The decision of a full bench of the North Gauteng High Court to dismiss the parole application of Chris Hani’s murderer, Clive Derby-Lewis has invariably drawn criticism from various quarters. Of primary interest to me are those who would compare Shaik being granted parole with the rejection of Derby-Lewis as well as those suggesting that this might be a slight on the Afrikaans community.
At the outset it is my view that Schabir Shaik being granted parole is highly questionable as things stand and the continued refusal by the government and Correctional Services to play open cards on the medical reports is simply exacerbating the perception that this was favours for cronies. That said it would be wrong to lose sight of the crimes upon which Shaik was convicted. Convictions on fraud and corruption, particularly where those allegations may impact on the future president of the country, are very serious indeed. Accordingly the parole board should have weighed that into granting Shaik parole and gone overboard on transparency in terms of the evidence upon which medical parole was based. Needless to say this has not been the approach and the knives are out.

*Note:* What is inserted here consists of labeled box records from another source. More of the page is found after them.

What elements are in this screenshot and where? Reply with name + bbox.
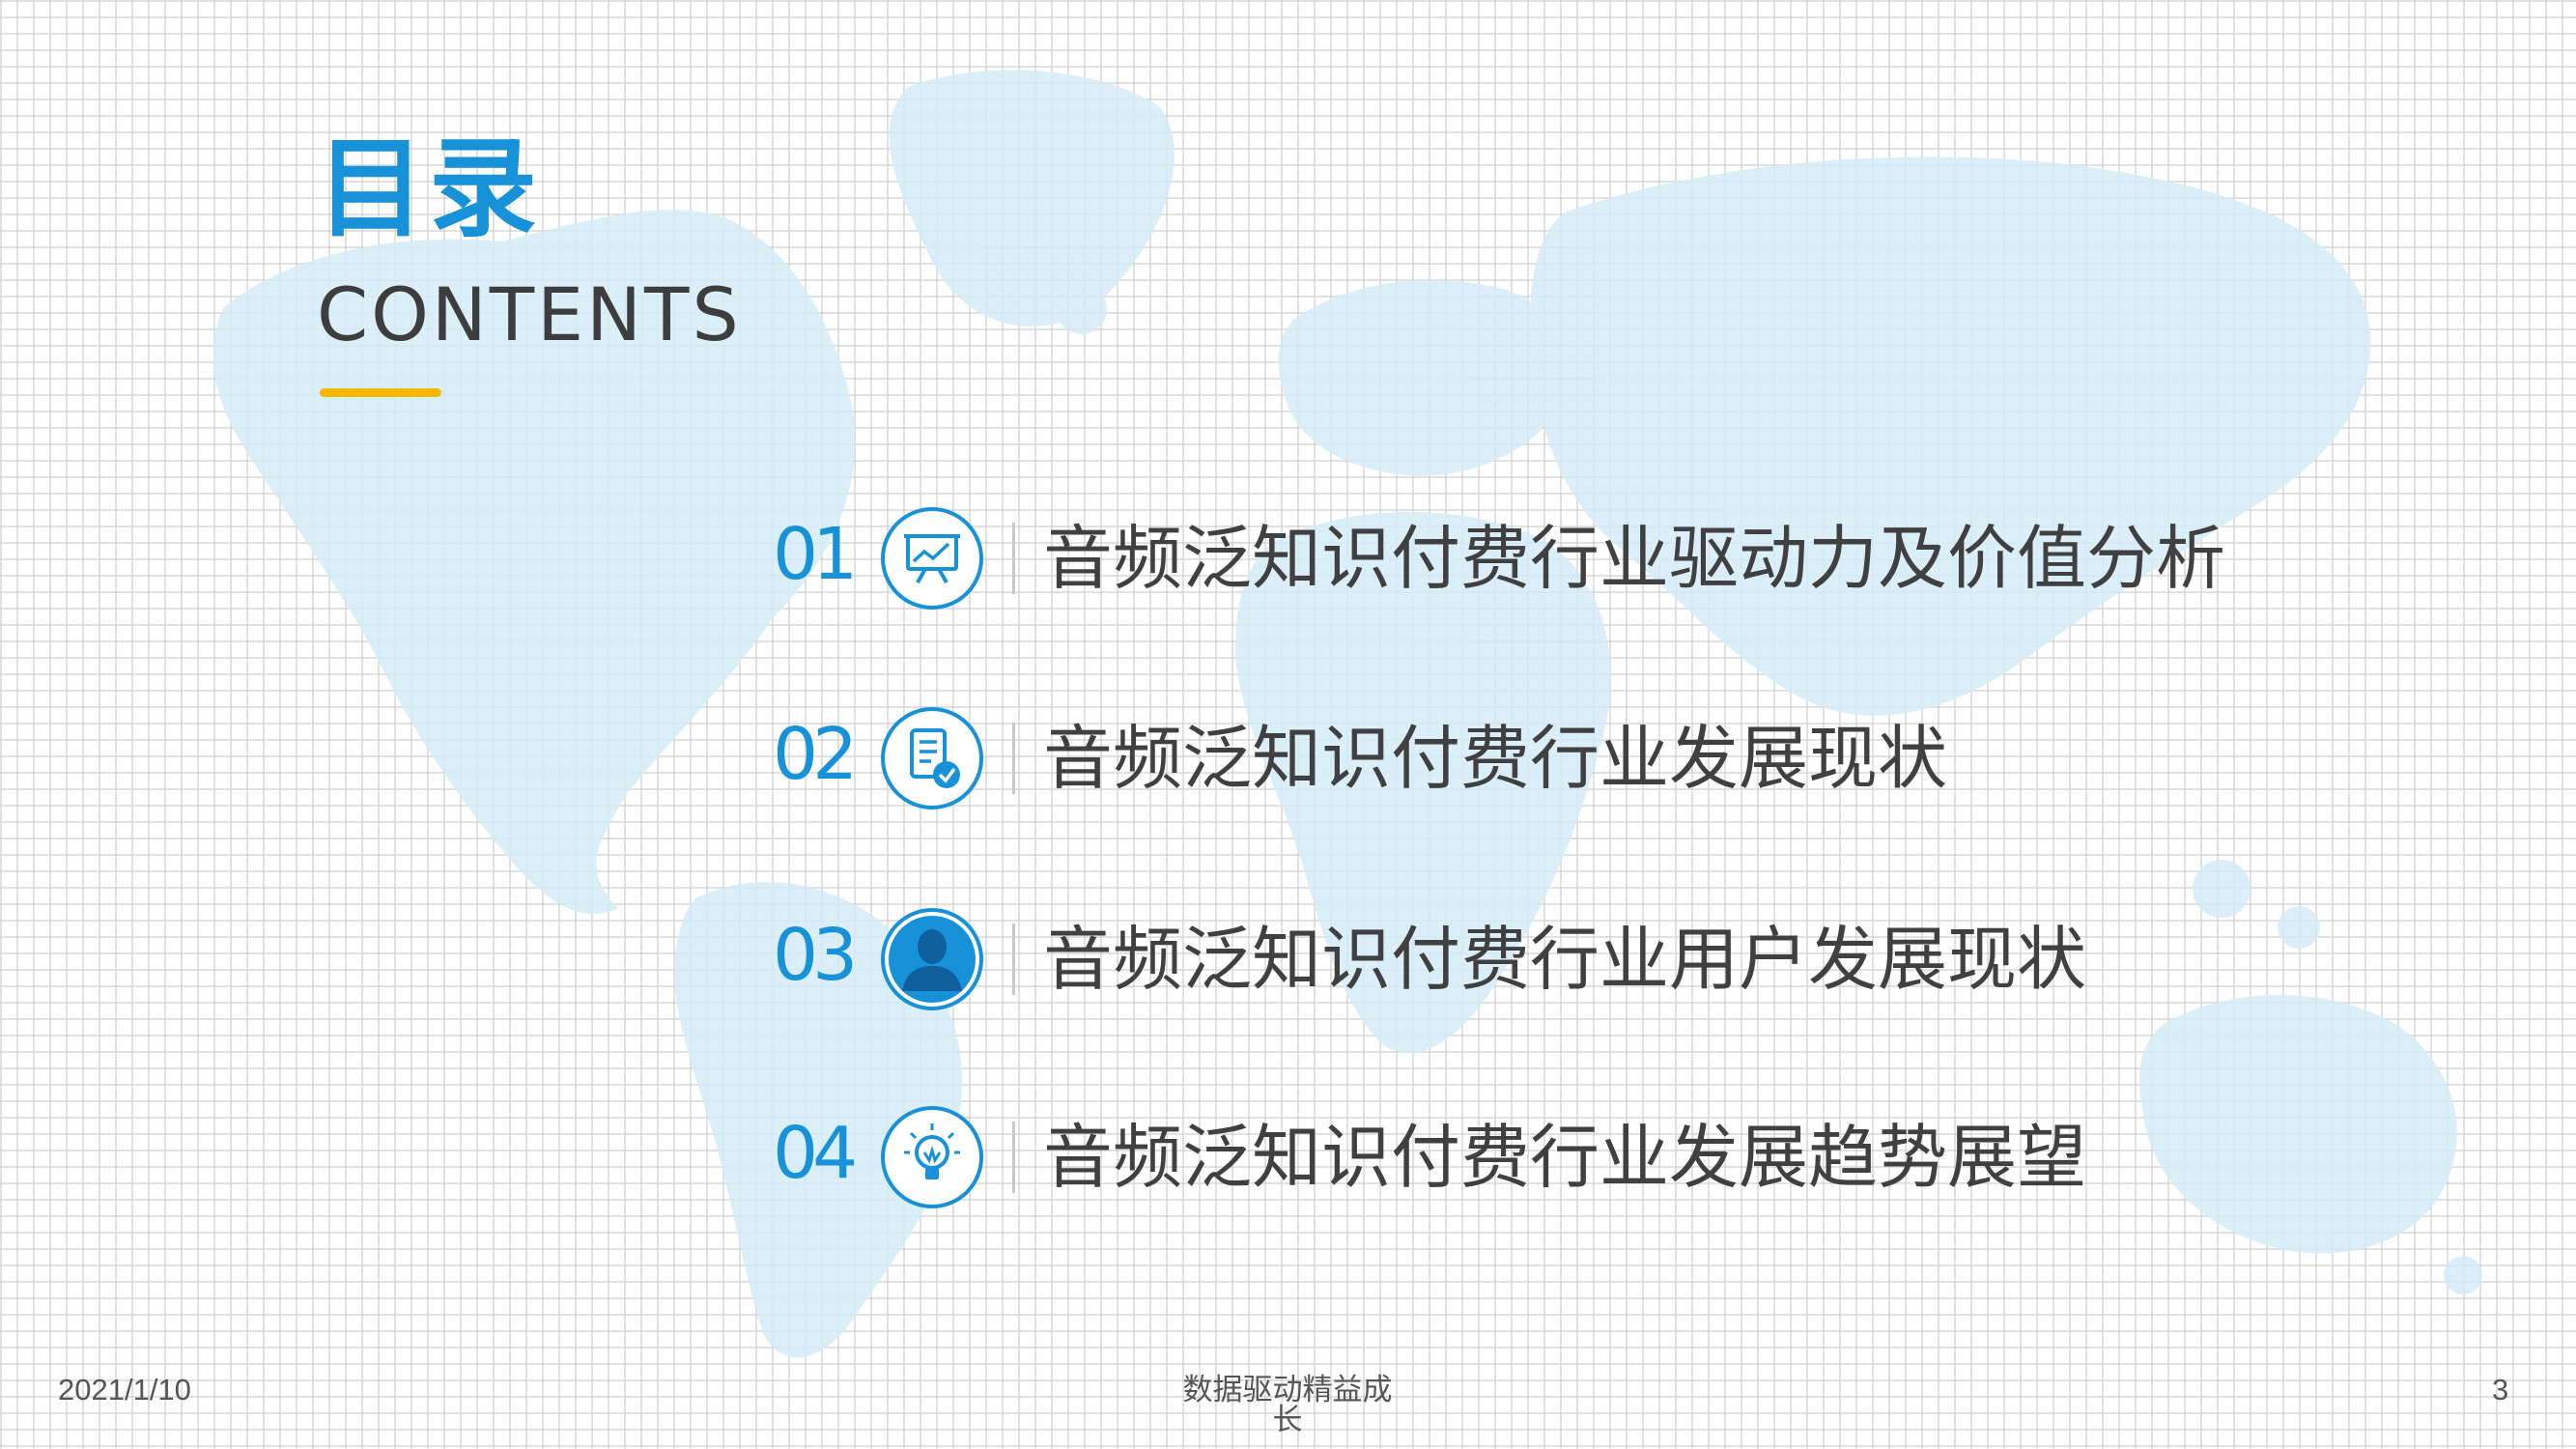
lightbulb-icon [881, 1106, 983, 1208]
toc-item-3[interactable]: 03 音频泛知识付费行业用户发展现状 [773, 898, 2318, 1024]
toc-label: 音频泛知识付费行业用户发展现状 [1043, 919, 2087, 1000]
page-title: 目录 [317, 127, 541, 252]
toc-number: 03 [773, 914, 858, 997]
toc-label: 音频泛知识付费行业发展趋势展望 [1043, 1117, 2087, 1198]
toc-label: 音频泛知识付费行业驱动力及价值分析 [1043, 518, 2226, 599]
toc-divider [1012, 723, 1015, 794]
toc-label: 音频泛知识付费行业发展现状 [1043, 718, 1948, 799]
page-number: 3 [2492, 1373, 2509, 1406]
toc-number: 01 [773, 513, 858, 596]
user-icon [881, 908, 983, 1010]
slide: 目录 CONTENTS 01 音频泛知识付费行业驱动力及价值分析 02 音频泛知… [0, 0, 2576, 1449]
presentation-chart-icon [881, 507, 983, 610]
title-underline [320, 388, 441, 397]
toc-number: 04 [773, 1112, 858, 1195]
toc-item-2[interactable]: 02 音频泛知识付费行业发展现状 [773, 697, 2318, 823]
toc-divider [1012, 923, 1015, 995]
page-subtitle: CONTENTS [317, 271, 742, 357]
toc-item-4[interactable]: 04 音频泛知识付费行业发展趋势展望 [773, 1096, 2318, 1222]
toc-divider [1012, 1122, 1015, 1193]
toc-item-1[interactable]: 01 音频泛知识付费行业驱动力及价值分析 [773, 497, 2318, 623]
toc-divider [1012, 523, 1015, 594]
document-check-icon [881, 707, 983, 810]
footer-date: 2021/1/10 [58, 1373, 191, 1406]
footer-title: 数据驱动精益成长 [1182, 1373, 1393, 1436]
toc-number: 02 [773, 713, 858, 796]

The case of Derby-Lewis on the other hand is on another level altogether. Derby-Lewis and his co-accused, Janusz Walus, were found guilty of the murder of SA Communist Party leader Chris Hani in 1993 and sentenced to death. This was reduced to a sentence of life imprisonment of which Derby-Lewis has now served 15 years.
In 1993 when pre-election tensions were running high and sabre rattling from both the Right and the Left was reaching fever pitch, Derby-Lewis and his accomplice decided to take one of the most popular and senior members of the tripartite-alliance out of the game. It was a move that can only have been designed to derail the process which would culminate in the multiracial elections of 1994 and must have had in its contemplation a full-blown civil war in South Africa. At best for Derby-Lewis perhaps only a monumental bloodbath with the lines so badly distorted that it would have taken years if not decades to unravel.

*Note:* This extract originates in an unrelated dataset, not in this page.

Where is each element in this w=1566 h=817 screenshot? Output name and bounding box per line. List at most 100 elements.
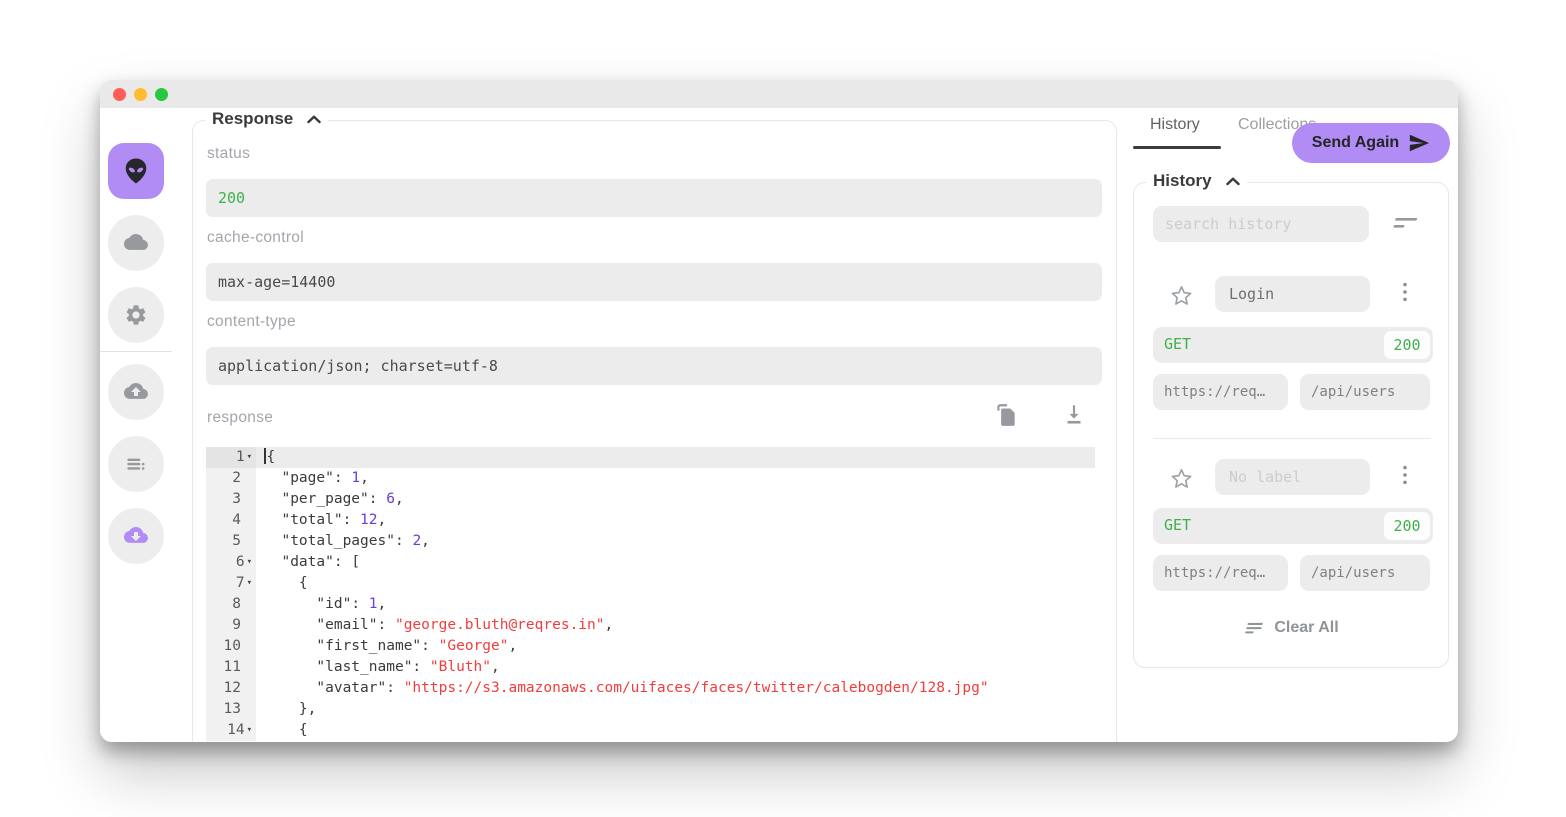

In terms of the white community alone, included in which is a majority Afrikaans community, the vote to proceed with a multiracial democracy had already been taken. Accordingly and should the plotters have achieved their goal when they murdered Hani, then brother may well have landed up fighting brother in the midst of a larger civil war in which whites were fighting blacks with defeat going to the victors. The victors, if they had been white would then be in charge of a fortress in a far worse economic position than the one which acted as a catalyst to bring apartheid to an end, if it was the black leadership which emerged as “victorious” they would be in a position similar to the one Germany found itself in just after WWII.
This was the South Africa that Derby-Lewis and his cohorts deliberately or reckless of the consequences of their actions could have occasioned.
“My feelings are under this current political dispensation there’s no administrative justice for especially Afrikaner people like Clive Derby-Lewis,” said Marius Coertze, Derby-Lewis’s lawyer. “If you look at the Schabir Shaik case, it’s a travesty of justice that Shaik can get parole offered to him on a silver platter and a person like Clive Derby-Lewis has to fight tooth and nail and still fails.”
I fully understand how Coertze must have felt when he came out of court after a high-profile matter and found himself besieged by the press. I do, however, feel that that comment needs to be clarified.
If he is suggesting that Afrikaans people aren’t getting a fair shake of the dice on the question of parole then please bring it to my attention and I will highlight their plight. Do not, however, equate or use terms like “Afrikaner people like Clive Derby-Lewis” in trying to put forward the case of the community. Unless someone is suggesting that there are a substantial number of political assassins to be found in this community.
In many societies the world over, Derby-Lewis’s act would be considered worthy of the death sentence (as it was here) or life without parole. He is anything but representative of the Afrikaans community who have, like all our other communities, played a vital role in building this country and sustaining its democracy.
Shaik epitomises sleaze and corruption, which needs to be stamped out, but Derby-Lewis represents humanity in its lowest form; where the value of human life is totally disregarded in the name of preserving privilege and political power.
The Afrikaans community is far better than that.